PPARγ has central roles in metabolic homeostasis through the regulation of lipid and glucose metabolism. With the exception of the P12A polymorphism, genetic variants in the PPARγ gene are rare and LBD variants have been associated with familial partial lipodystrophy type 3, leading to loss of fat tissues at the extremities combined with insulin resistance and type 2 diabetes.[46] These mutations generally result in loss of function and reduced transcriptional activity of PPARγ. The variants V318M, F388L and P495L reside in helices H3, H7 and H12, respectively, and have been reported to impact on LBD functions other than dimerization.[46] Our data reveal that the R425C variant also has a detrimental effect on PPARγ heterodimer interactions with PNR, whereas RXRα binding was not significantly affected. Interestingly, retinal changes are sometimes observed in patients with acquired partial lipodystrophy.[67, 68] Crystal structures suggest that R425C does not participate in direct contacts with the RXRα LBD,[48] although it is located close to the heterodimer interface, and therefore may have a role in contacting the PNR LBD. Therefore, it is interesting to speculate on whether perturbation of PNR/PPARγ heterodimers by genetic variants may have a role in retinal changes in partial lipodystrophy disorders.

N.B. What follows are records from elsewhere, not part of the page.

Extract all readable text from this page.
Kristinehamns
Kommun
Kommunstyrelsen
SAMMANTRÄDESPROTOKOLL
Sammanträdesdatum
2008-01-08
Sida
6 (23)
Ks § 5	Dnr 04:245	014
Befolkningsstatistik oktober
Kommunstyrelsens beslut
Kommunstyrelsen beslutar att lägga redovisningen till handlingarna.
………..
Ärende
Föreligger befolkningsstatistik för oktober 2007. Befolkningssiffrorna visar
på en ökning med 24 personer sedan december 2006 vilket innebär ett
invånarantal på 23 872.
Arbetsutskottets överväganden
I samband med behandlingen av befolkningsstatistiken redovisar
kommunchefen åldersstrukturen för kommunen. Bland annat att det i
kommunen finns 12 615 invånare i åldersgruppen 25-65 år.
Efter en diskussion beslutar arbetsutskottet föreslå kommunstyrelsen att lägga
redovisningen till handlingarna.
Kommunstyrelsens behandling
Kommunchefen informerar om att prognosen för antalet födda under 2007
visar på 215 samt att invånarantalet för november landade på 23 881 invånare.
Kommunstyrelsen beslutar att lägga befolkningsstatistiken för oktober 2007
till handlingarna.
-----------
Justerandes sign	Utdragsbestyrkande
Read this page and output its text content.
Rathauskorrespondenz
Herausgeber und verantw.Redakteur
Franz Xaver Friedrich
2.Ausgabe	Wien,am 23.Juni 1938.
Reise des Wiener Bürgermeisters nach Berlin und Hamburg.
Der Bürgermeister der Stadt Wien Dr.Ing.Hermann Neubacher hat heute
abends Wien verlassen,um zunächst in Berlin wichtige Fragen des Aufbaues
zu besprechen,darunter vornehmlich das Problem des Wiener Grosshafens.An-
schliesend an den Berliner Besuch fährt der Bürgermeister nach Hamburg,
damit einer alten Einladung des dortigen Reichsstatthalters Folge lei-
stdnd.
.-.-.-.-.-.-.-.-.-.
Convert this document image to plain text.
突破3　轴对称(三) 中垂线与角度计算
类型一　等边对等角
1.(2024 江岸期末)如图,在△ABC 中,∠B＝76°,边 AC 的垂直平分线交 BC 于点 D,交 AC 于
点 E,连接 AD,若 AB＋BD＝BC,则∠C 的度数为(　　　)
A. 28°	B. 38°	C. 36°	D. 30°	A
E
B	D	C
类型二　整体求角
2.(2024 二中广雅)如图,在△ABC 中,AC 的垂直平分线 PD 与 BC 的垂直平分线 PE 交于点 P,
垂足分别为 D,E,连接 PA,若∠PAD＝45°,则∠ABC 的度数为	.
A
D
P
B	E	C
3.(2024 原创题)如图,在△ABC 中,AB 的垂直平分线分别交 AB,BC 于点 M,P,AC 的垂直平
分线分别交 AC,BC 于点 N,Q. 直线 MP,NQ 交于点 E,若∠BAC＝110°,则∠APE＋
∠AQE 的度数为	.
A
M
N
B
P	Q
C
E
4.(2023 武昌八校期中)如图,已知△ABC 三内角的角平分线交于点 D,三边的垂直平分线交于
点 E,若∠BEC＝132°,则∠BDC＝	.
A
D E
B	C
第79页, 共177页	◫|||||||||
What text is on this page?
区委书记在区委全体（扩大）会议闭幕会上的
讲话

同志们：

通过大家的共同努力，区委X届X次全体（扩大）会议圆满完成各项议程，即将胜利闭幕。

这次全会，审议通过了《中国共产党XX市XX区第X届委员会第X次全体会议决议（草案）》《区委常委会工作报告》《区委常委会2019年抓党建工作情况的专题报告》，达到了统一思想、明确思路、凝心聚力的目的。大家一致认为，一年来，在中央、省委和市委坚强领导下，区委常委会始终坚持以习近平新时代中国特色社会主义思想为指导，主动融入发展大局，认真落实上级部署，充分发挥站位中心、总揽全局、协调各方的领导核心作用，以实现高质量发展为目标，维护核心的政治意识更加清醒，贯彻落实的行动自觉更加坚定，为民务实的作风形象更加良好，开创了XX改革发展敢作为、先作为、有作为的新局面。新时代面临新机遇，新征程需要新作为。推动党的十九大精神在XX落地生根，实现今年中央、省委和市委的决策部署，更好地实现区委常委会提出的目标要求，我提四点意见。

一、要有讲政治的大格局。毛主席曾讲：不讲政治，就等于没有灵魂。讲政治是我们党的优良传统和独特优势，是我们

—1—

In summary, although the major known function of PNR in mammals is to orchestrate the photoreceptor differentiation, PNR orthologs in frogs and fruitflies also function in the pineal gland development, reproduction and circadian clock function.[69, 70] Anatomical profiling has detected low level NR2E3 expression in the enteric tract and in seminal vesicles[71] suggesting possible PNR functions in other tissues. Moreover, cell line expression studies indicate co-expression of PNR and PPARγ in cells of tumor origin. Thus, PNR and PPARγ may converge to regulate genes in response to developmental or pathogenic cues.

Materials and methods

Detailed Materials and Methods for this study are available in the online Supplementary Material.